Modulating Neutrophil‐Derived MPO‐Endothelial Surface Binding with CORMs

Abstract

Myeloperoxidase (MPO) binds to vascular endothelial cells (EC) through a mechanism that, at least in part, involves interactions with glycosaminoglycans expressed on the endothelial surface. MPO that is closely associated with endothelial cells can directly damage them through its catalytic activity. Our previous work demonstrated that carbon monoxide‐releasing molecule 3 (CORM‐3) inhibits MPO catalytic activity and can thereby mitigate its detrimental effects during severe inflammation.
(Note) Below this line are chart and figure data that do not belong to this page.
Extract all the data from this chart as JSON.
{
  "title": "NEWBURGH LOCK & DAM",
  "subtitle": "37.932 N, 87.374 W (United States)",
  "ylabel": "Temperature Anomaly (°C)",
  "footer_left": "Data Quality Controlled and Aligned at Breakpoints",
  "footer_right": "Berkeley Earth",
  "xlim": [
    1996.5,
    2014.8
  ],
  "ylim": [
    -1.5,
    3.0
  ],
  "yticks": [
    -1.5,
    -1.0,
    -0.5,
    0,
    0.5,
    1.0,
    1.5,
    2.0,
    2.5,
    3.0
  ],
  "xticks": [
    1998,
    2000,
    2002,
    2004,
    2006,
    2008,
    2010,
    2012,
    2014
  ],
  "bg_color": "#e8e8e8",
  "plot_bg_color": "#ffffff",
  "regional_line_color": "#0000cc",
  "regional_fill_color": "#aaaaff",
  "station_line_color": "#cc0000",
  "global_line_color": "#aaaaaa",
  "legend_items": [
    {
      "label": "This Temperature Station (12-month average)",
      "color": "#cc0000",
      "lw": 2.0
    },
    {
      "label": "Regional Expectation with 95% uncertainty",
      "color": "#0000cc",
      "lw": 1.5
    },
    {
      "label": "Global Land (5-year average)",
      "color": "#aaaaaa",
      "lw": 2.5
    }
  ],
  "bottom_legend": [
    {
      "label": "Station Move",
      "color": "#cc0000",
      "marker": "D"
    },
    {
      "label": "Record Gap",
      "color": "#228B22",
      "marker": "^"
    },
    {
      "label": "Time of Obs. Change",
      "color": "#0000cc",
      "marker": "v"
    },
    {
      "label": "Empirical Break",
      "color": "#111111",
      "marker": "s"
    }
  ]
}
The effects and mechanisms of CORM‐dependent modulation of MPO‐vascular EC binding are not yet investigated.We have employed in vitro assays to study neutrophil‐derived MPO binding to human umbilical vein EC (HUVEC) following treatment with two structurally different CORMs; CORM‐3 and CORM‐401, synthesized based on Ru or Mn transition metals, respectively.Our results indicate that at equimolar concentrations CORM‐3, but not CORM‐401 inhibits MPO‐endothelial surface binding. Inactivated CORM‐3 (iCORM‐3) did not inhibit MPO binding to ECWe conclude that in addition to CORM‐3‐dependent suppression of MPO catalytic activity, reduced MPO binding to EC in the presence of CORM‐3 may provide an additional mechanism that contributes to CORM‐dependent suppression of inflammation and endothelial damage.